Cyberwarfare is defined as the “actions taken by a nation-state to penetrate another nation’s computers or networks for the purposes of causing damage or disruption”[2]. It has grown in prominence in the last few years though none of the governments admit it adopting it publicly. It has been reported that Pentagon and other military contractors frequently repel attacks on their systems emanating from Chinese and Russian government. The American government has also been alleged to have carried out an Cyberattack on Iran’s nuclear systems using Stuxnet computer worm that has apparently delayed Iran’s ability to produce nuclear fuel.

Cyberwarfare can be carried out thorough many different modes. A very common mode of attack has been to send phishing emails tainted with malicious software to specific people in vital organizations like military.  Once these people click on the infected link, the intruder gains control of the particular machine and infiltrate the organizations other computers. Cyberwarfare targets include government infrastructure, databases, networks and any other communication systems.

Cyberwarfare can be launched without executing a physical attack. Thus the material loss to the attacking country is minimal. For example, if a country’s ‘command and control’ system is attacked and disabled without using riskier tactics like bombing, the country could be defeated, if not at least crippled through cyber attacks.

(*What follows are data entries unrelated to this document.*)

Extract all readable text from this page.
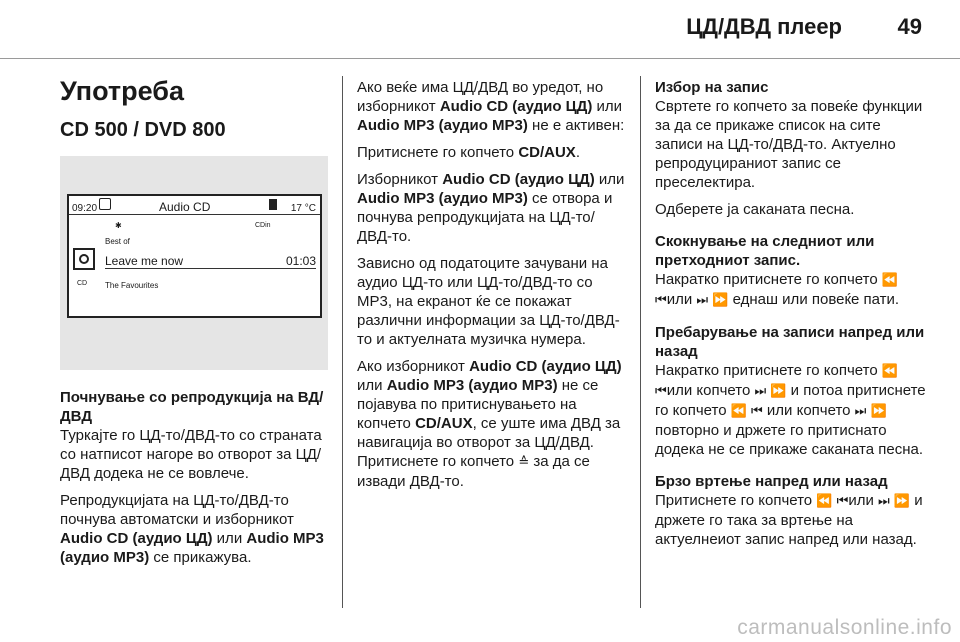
ЦД/ДВД плеер	49
Употреба
CD 500 / DVD 800
09:20	Audio CD	17 °C
✱	CDin
Best of
CD
Leave me now	01:03
The Favourites

Почнување со репродукција на ВД/ДВД

Туркајте го ЦД-то/ДВД-то со страната со натписот нагоре во отворот за ЦД/ДВД додека не се вовлече.

Репродукцијата на ЦД-то/ДВД-то почнува автоматски и изборникот Audio CD (аудио ЦД) или Audio MP3 (аудио MP3) се прикажува.

Ако веќе има ЦД/ДВД во уредот, но изборникот Audio CD (аудио ЦД) или Audio MP3 (аудио MP3) не е активен:

Притиснете го копчето CD/AUX.

Изборникот Audio CD (аудио ЦД) или Audio MP3 (аудио MP3) се отвора и почнува репродукцијата на ЦД-то/ДВД-то.

Зависно од податоците зачувани на аудио ЦД-то или ЦД-то/ДВД-то со MP3, на екранот ќе се покажат различни информации за ЦД-то/ДВД-то и актуелната музичка нумера.

Ако изборникот Audio CD (аудио ЦД) или Audio MP3 (аудио MP3) не се појавува по притиснувањето на копчето CD/AUX, се уште има ДВД за навигација во отворот за ЦД/ДВД. Притиснете го копчето ≙ за да се извади ДВД-то.

Избор на запис

Свртете го копчето за повеќе функции за да се прикаже список на сите записи на ЦД-то/ДВД-то. Актуелно репродуцираниот запис се преселектира.

Одберете ја саканата песна.

Скокнување на следниот или претходниот запис.

Накратко притиснете го копчето ⏪ ⏮или ⏭ ⏩ еднаш или повеќе пати.

Пребарување на записи напред или назад

Накратко притиснете го копчето ⏪ ⏮или копчето ⏭ ⏩ и потоа притиснете го копчето ⏪ ⏮ или копчето ⏭ ⏩ повторно и држете го притиснато додека не се прикаже саканата песна.

Брзо вртење напред или назад

Притиснете го копчето ⏪ ⏮или ⏭ ⏩ и држете го така за вртење на актуелнеиот запис напред или назад.

carmanualsonline.info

Cyberwarfare also has some limitations. Unlike a traditional war it cannot be launched immediately and this was another reason the US government didn’t adopt this tactic during the Libyan intervention. It requires significant digital snooping to identify potential entry points. According to James Andrew Lewis[3], “It’s the cyberequivalent of fumbling around in the dark until you find the doorknob” [4].

In Sum, Cyberspace has the potential to be the battlefield where the next big war is fought.

[2] Clarke, Richard A. Cyber War, HarperCollins (2010)

[3] James Andrew Lewis is a senior fellow at the Center for Strategic and International Studies where he specializes in technology and national security.